The plug was pulled on the project I was working on – adapting an opensource workflow engine (jBPM in my case) for use in an existing application.
Although it did hurt a bit (since I’ve done an extensive job understanding the target application), yet, the amount of time I spent on Spring (the framework of choice) were really thrilling.
Some of Spring ideas that kept a smile on my face were:
- The dependency injection (ease of understanding and adoption).
- Its Web MVC covering some of the drawbacks of Struts.
- Its integration with Hibernate and other O/R mapping.
- Its coverage for the different application layers (UI, Web MVC, O/R, Utilities).
- The ease of pluggability of various components and tools into the framework.
- The enthusiasm with which people are adopting and hence the growing community support.

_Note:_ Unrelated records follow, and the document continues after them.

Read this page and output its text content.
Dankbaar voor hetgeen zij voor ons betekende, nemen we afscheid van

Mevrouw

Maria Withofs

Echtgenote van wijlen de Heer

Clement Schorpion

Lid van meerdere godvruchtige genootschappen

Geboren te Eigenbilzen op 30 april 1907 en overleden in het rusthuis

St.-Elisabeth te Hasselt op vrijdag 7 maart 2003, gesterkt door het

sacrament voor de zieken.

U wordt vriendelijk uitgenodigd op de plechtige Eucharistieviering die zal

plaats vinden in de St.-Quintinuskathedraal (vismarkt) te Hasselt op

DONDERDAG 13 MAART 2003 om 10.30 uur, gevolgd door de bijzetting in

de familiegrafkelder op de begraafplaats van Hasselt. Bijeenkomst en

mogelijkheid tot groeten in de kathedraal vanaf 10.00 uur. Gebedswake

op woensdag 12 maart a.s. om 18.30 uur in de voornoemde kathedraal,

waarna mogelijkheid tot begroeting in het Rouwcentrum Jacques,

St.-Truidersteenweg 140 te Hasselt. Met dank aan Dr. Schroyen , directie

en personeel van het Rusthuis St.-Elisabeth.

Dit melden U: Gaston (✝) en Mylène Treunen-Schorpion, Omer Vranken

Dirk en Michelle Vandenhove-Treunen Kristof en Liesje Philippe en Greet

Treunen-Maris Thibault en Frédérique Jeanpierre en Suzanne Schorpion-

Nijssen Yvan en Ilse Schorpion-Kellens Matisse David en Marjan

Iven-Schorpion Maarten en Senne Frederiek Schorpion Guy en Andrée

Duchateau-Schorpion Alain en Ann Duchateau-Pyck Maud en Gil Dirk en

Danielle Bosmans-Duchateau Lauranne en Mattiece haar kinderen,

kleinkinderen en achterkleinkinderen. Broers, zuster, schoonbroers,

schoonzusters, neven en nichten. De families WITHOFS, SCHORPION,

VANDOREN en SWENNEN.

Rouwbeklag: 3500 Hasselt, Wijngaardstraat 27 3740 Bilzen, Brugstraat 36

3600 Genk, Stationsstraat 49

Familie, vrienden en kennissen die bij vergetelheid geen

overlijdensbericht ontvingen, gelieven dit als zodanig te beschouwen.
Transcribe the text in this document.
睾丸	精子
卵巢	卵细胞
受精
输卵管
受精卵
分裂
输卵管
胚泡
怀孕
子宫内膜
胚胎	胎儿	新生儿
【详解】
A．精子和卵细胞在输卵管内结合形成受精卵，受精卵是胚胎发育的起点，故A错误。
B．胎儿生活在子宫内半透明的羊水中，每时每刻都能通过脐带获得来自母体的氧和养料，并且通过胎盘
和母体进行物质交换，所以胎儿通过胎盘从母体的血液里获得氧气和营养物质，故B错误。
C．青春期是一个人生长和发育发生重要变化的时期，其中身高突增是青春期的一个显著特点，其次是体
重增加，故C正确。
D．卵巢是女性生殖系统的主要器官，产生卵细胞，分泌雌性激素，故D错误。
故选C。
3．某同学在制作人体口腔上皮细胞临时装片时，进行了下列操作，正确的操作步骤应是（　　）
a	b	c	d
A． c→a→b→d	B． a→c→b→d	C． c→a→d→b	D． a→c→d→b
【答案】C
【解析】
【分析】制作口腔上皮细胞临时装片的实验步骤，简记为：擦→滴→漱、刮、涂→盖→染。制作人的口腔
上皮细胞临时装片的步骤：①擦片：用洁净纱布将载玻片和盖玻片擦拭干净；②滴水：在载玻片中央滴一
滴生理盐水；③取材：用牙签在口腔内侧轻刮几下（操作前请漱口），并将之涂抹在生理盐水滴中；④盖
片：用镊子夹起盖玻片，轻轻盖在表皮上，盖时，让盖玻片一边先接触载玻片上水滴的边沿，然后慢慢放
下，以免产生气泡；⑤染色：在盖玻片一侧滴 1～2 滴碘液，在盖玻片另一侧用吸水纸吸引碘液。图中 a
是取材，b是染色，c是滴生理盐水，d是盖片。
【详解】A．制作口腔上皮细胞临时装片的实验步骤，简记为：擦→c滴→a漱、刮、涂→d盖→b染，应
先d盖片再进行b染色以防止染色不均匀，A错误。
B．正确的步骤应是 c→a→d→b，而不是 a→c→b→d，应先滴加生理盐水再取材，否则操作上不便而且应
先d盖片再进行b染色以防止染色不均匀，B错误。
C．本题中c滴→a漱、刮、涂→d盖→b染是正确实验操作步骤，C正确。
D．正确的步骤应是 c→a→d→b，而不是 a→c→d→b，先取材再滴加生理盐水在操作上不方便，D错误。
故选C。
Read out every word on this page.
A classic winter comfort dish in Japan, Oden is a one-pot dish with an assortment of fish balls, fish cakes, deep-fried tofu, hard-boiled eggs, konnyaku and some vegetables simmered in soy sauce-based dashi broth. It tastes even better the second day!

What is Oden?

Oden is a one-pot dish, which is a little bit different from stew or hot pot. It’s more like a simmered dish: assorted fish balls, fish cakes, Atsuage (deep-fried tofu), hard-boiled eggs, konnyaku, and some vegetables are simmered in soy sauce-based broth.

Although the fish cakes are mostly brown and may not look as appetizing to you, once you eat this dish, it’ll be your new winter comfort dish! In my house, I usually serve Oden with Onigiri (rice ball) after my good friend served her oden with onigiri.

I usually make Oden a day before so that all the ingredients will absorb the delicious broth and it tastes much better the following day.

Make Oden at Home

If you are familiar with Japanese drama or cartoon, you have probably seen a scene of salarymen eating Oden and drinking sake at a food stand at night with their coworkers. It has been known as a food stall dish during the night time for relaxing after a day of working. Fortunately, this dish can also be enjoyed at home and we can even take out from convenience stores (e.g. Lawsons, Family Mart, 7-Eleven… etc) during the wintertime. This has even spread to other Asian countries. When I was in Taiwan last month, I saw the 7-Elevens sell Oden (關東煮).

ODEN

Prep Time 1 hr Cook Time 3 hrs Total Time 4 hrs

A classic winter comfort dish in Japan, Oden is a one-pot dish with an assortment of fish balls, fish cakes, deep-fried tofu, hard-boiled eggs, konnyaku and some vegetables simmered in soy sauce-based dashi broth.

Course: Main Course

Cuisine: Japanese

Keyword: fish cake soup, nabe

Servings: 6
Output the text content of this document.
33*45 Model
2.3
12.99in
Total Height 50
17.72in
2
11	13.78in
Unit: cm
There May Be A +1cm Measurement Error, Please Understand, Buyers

- The continuous work and bug fixes on the project.
- Interceptors and AOP and their very good potential (still with many blurry issues for me).
- Web flow (which hasn’t been released yet).
Although Spring documentation are not targeted for newbies (or even half-seasoned developers), yet, one can get some guidance from them (Looking forward to buying one of the 4 Spring books out there – still waiting for an offer from the American University in Cairo library). Besides, what is the best way to learn than to do?
I’m leaning to believe in Spring as the Framework of Frameworks and I’ll definitely explore it further.